Jacqueline Reich: I saw that my colleague, Kathleen LaPenta, in Modern Languages, was beginning this Italian American History Initiative. I teach a class on Italian Americans on American Screens, so I’ve done a lot of work in this area. I also wrote an article on Charles Atlas, who was originally named Angelo Siciliano, and how he, kind of, used bodybuilding to achieve not only success but whiteness, at a time when Italians were discriminated against.

But I really think I was profoundly influenced by two things. One, are my colleagues at Fordham, particularly, in the Communication and Media Studies department, who are all, in some ways, involved in civic engagement. So, I taught this class on Italian Americans on American Screens, taught it so many times at multiple institutions, but this is my third time teaching it here. So, we read an article about Little Italys, from a kind of anthropological and sociological point of view, and then we went to Ferragosto, which is the big festival here the weekend after Labor Day. But, we all went out, and we looked at how the neighborhood, through the festival, inscribes Italianness, and a kind of tension that exists between the sort of image, that it wishes to present, and the actual residential population of the area, which is much more ethnically diverse than Italians.

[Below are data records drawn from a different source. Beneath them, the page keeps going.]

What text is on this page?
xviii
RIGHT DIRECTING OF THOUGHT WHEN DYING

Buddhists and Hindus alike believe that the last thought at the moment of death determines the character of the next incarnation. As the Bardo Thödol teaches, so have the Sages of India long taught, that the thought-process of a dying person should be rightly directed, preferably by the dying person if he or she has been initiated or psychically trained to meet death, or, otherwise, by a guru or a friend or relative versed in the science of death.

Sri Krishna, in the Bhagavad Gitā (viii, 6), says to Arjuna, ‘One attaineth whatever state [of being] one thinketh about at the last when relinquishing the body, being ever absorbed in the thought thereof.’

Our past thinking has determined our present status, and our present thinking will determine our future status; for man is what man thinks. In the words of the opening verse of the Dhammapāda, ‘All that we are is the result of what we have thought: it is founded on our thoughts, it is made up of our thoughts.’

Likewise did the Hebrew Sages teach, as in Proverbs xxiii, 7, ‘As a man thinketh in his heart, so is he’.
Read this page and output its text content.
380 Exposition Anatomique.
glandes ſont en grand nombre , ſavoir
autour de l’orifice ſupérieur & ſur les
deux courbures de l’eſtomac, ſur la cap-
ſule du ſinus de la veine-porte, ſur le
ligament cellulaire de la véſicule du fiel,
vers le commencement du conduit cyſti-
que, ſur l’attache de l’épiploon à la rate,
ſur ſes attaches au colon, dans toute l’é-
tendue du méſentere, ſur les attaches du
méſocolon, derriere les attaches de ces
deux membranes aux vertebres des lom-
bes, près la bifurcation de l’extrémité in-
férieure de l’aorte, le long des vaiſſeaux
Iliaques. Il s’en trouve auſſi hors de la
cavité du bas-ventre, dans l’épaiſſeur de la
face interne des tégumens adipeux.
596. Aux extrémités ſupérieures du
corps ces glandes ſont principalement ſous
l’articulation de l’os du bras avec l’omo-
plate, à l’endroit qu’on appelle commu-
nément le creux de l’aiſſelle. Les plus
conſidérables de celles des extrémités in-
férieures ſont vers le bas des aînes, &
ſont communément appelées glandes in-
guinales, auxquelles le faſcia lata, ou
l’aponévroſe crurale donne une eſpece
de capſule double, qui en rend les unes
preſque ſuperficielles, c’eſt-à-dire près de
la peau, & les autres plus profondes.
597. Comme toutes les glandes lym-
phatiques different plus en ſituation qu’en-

The other aspect is that I’ve recently been involved in a leadership program sponsored by The Association Of Jesuit Colleges and Universities. It’s called the Ignatian Colleagues Program. You attend different seminars and workshops, but you also do a service immersion trip, and I went down to the border. I worked with the Kino Border Initiative for a week, as a kind of witness, right? We worked five mornings a week in the comedor, the cafeteria, where they serve meals to recently deported migrants, people about to try to get through, people seeking asylum, and it was a profoundly moving experience, and I came back from that trip saying, “Okay. You know, am I just going to go back into the archive, and deal with my papers? Or am I going to try to somehow shift my work, so that it engages with contemporary issues, but also gets me and students and scholars, thinking about how we can do scholarship that’s needed.”

So, for instance, right? A lot of NGOs … I was just at a conference recently about refugee and migrant education and the relationship to universities, and how you can establish partnerships. What we’re doing with the Bronx project, is much more historical, but so many parallels exist between the way immigrants and migrants were treated during the major wave of immigration in the United States between 1880 and 1924, to what’s going on now. And so, can we learn from our mistakes? Right? I can bring, I hope, a historical perspective, and then with that historical knowledge, help to empower students and scholars, as well, to think about what it means to be an academic in the 21st century.

I think that it’s about choosing an issue that matters to you and trying to effect change with that issue. So, I’m dealing with a historical project on immigration. Shouldn’t I be working on immigration issues right now? Shouldn’t I be out there in the field? Shouldn’t I be working with migrant communities? Shouldn’t I be working to bring attention to these issues, so that we don’t make the same mistakes again? So that we don’t block a ship of immigrants like we did during World War II, right, a ship of Jewish immigrants, who had no place to go. Because again, right? It goes back to this issue of entitlement. What makes these people less entitled to safety, to human dignity? And I think that’s really the core issue for me, is preserving human dignity, and that’s both a human issue, but it’s also a Jesuit and Catholic issue.